Kraftwerk für Generationen
Rund drei Jahre nach Baustart konnte das Kraftwerk Augand Mitte Juni 2023 erstmals im Probebetrieb getestet werden, im September folgte schließlich die offizielle Einweihungsfeier des Partnerwerks von BKW und Energie Thun AG. Im Regeljahr kann der Neubau, in dessen Realisierung ca. 68 Millionen CHF investiert wurden, rund 35 GWh grüne Energie erzeugen, und damit den Strombedarf von rund 7.700 durchschnittlichen 4-Personen-Haushalten abdecken. Patrik Eichenberger betont, dass trotz der widrigen Umstände wie COVID-19-Pandemie, Lieferengpässen, Teuerung, Zeitdruck und zwei großen Hochwasserereignissen die Anlage termingerecht und ohne schwerwiegende Unfälle fertiggestellt werden konnte.

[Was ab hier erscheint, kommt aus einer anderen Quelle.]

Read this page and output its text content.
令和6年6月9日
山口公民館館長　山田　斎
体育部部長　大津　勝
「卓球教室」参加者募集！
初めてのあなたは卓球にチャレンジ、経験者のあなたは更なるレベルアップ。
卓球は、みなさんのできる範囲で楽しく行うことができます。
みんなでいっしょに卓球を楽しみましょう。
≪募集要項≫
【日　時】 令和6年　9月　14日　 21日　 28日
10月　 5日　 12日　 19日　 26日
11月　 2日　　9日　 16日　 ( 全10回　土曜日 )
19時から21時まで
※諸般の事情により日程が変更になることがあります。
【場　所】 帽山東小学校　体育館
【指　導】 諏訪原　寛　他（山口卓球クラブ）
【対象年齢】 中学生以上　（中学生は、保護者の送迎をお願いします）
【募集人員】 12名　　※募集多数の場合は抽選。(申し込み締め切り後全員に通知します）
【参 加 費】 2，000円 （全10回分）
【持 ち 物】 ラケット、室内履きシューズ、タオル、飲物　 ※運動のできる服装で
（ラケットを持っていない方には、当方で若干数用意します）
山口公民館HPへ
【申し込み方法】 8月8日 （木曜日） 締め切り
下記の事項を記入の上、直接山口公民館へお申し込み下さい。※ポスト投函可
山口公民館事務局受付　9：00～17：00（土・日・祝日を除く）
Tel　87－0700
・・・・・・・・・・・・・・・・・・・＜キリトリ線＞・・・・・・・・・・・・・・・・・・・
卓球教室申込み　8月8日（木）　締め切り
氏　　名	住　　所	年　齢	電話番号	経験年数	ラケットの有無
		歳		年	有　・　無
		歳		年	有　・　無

Der relevante Termin für die Zusage der kostendeckenden Einspeisevergütung (KEV bzw. EVS) konnte sogar mit drei Wochen Vorsprung eingehalten werden. „Alle beteiligten Unternehmungen, Ingenieure, Planer und Monteure haben mitgeholfen, eine gelungene Anlage zu konzipieren und innerhalb von etwas mehr als drei Jahren Bauzeit zu realisieren und in Betrieb zu nehmen. Bei ihnen allen, sowie bei den BehördenvertreterInnen, welche dieses Projekt unterstützt und begleitet haben, bei allen GrundeigentümerInnen, welche ihr Land oder ihren Wald zur Verfügung gestellt haben, möchte ich mich ganz herzlich bedanken. Angetrieben hat mich meine persönliche Mission: für meine Kinder und für die uns nachfolgenden Generationen haben wir dieses Kraftwerk gebaut, damit es für die nächsten 80 Jahre erneuerbare, lokale Energie erzeugen wird. Dafür haben sich auch die unzähligen schlaflosen Nächte gelohnt.“ Nebst der Fischdurchgängigkeit hat die Kraftwerk Augand AG zusammen mit der Gemeinde Aeschi b. Spiez und der Schwellenkorporation Wimmis mit finanzieller Beteiligung durch Bund und Kanton auch die Kander auf einem Abschnitt unterhalb des Kraftwerks angepasst. Mit der Realisierung dieses Revitalisierungsprojektes aus dem Gewässerrichtplan Kander soll sich die Kander auf einer Länge von rund 450 Metern möglichst viel Gewässerraum eigendynamisch zurückerobern. Als weitere Maßnahme hat die Kraftwerk Augand AG eine bestehende Hochwassersperre mit einer Blockrampe ergänzt und damit sichergestellt, dass die Fische auch oberhalb des Stauwehrs weiter aufsteigen können.